The RKHS Approach to Minimum Variance Estimation Revisited: Variance Bounds, Sufficient Statistics, and Exponential Families

TL;DR

This paper advances the mathematical understanding of minimum variance estimation using RKHS by developing geometric bounds, analyzing the role of sufficient statistics, and deriving new bounds for exponential family distributions.

Contribution

It extends RKHS analysis of MVE by formulating variance bounds geometrically, analyzing their properties, and deriving new bounds for exponential family models.

Findings

Barankin bound is lower semicontinuous in parameters.

RKHS remains unchanged with sufficient statistics.
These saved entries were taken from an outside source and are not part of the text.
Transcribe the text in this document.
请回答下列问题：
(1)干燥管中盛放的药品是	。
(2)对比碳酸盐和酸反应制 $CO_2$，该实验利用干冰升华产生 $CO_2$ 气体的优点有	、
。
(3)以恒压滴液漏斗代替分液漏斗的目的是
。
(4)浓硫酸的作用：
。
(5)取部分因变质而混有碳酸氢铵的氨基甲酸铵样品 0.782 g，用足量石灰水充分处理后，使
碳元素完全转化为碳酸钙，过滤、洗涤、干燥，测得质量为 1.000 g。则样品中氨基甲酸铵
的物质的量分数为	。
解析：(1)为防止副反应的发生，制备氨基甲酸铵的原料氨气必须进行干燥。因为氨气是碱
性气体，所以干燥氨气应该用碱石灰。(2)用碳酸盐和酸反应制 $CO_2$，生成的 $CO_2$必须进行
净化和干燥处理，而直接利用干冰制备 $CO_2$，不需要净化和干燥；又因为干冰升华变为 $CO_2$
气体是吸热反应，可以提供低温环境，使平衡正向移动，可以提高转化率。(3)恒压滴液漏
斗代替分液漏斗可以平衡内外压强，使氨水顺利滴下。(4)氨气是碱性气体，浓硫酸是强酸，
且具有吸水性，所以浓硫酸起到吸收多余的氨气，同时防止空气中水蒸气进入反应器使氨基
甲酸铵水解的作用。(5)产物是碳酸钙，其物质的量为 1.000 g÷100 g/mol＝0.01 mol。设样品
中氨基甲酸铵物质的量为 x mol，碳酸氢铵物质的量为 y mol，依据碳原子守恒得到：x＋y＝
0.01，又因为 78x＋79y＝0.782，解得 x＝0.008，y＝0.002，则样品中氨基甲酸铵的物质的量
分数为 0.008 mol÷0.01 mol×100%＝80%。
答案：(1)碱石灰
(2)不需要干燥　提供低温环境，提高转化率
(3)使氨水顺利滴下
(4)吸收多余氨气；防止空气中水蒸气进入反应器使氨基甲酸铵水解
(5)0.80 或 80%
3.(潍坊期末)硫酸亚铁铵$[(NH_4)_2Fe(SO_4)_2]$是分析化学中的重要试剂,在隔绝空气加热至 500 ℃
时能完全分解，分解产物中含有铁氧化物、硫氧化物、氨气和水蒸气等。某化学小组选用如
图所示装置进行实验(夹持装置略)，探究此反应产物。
New closed-form bounds for exponential family distributions.

Abstract

The mathematical theory of reproducing kernel Hilbert spaces (RKHS) provides powerful tools for minimum variance estimation (MVE) problems. Here, we extend the classical RKHS based analysis of MVE in several directions. We develop a geometric formulation of five known lower bounds on the estimator variance (Barankin bound, Cramer-Rao bound, constrained Cramer-Rao bound, Bhattacharyya bound, and Hammersley-Chapman-Robbins bound) in terms of orthogonal projections onto a subspace of the RKHS associated with a given MVE problem. We show that, under mild conditions, the Barankin bound (the tightest possible lower bound on the estimator variance) is a lower semicontinuous function of the parameter vector. We also show that the RKHS associated with an MVE problem remains unchanged if the observation is replaced by a sufficient statistic. Finally, for MVE problems conforming to an exponential family of distributions, we derive novel closed-form lower bound on the estimator variance and show that a reduction of the parameter set leaves the minimum achievable variance unchanged.